Today, the South Carolina nuclear complex was treated to an obscenely dignified luncheon with former EPA head and recent co-founder of the Clean and Safe Energy coalition, Christine Todd Whitman. Whitman has been traveling the southeast preaching her reformed gospel of nuclear power and receiving audiences as captive and convinced as those of the old open tent revivals. Instead of haunting her audiences with fire and brimstone, though, Whitman threatens rolling brownouts or, even worse, blackouts. Obviously if we want to address climate change and continue to provide energy for a world addicted to their ipods and cell phones (a consumption pattern that Whitman wouldn’t dare to challenge), we need nuclear power.
Sitting at the top of the world, eating the catered lunch and bantering with the woman next to me about how beautiful the view was, I became anxious. Whitman’s messaging was all right: we need to address climate change, we need to protect our environment and our people, we need to challenge American ingenuity and act now. But her solution is false, empty and devastating. The climate around nuclear power is shifting to one of greater acceptance but the realities remain same.
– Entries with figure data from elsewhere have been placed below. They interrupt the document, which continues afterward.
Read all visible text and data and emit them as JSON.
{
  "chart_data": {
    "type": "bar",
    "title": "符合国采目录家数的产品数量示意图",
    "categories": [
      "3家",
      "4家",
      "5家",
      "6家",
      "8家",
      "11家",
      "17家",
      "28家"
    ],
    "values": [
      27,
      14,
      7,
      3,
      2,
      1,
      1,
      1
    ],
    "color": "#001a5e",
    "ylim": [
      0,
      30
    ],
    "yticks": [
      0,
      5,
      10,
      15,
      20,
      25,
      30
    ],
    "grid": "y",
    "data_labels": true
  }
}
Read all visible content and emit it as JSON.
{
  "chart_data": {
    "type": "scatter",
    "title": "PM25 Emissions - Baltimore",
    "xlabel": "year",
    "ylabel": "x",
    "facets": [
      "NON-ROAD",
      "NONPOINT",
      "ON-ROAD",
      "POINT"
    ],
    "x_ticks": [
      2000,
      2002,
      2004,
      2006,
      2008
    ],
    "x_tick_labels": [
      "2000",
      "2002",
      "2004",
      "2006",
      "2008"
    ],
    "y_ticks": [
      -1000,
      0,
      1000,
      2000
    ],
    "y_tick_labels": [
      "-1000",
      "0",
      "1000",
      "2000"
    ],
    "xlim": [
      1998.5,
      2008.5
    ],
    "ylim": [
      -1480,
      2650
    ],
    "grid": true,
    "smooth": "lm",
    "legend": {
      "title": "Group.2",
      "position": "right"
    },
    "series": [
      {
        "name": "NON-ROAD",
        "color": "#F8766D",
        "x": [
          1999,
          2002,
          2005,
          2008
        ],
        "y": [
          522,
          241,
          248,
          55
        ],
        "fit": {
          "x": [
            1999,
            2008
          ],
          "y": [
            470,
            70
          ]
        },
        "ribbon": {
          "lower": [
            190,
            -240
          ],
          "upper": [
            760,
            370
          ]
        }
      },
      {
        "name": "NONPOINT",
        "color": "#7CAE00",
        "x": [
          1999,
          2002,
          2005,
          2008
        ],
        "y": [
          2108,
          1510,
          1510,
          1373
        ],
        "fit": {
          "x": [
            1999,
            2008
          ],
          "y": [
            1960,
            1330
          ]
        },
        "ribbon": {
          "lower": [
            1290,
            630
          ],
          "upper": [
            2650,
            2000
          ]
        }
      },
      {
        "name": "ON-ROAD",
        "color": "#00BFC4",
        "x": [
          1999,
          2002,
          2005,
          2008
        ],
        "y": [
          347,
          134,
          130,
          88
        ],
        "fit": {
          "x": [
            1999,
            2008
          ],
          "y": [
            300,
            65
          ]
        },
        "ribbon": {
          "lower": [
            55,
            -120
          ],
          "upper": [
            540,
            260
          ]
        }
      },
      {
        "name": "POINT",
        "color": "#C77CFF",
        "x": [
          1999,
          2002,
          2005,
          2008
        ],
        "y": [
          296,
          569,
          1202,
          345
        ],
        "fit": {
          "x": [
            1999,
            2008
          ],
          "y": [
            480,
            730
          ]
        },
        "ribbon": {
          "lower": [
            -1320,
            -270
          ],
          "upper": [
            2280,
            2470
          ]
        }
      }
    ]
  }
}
Nuclear reactors are hugely expensive projects which ratepayers and taxpayers will fund, the reactors require massive amounts of water to cool, thus straining our draught impacted waterways, and nuclear power is devastating to the communities that mine the uranium, that produce the power and that live with the waste. It’s a lifecycle of destruction and the only winners are those pocketing the profits.
So as Ms. Whitman dodged answering my question, I was reminded that it must be the respoinsibility of the youth climate movement to answer the pro-nuke propoganda being fed our country and support the real, healthy, just solutions for energy that demand the talent and ingenuity of America without compromising our future. As others hesitate, we must lead!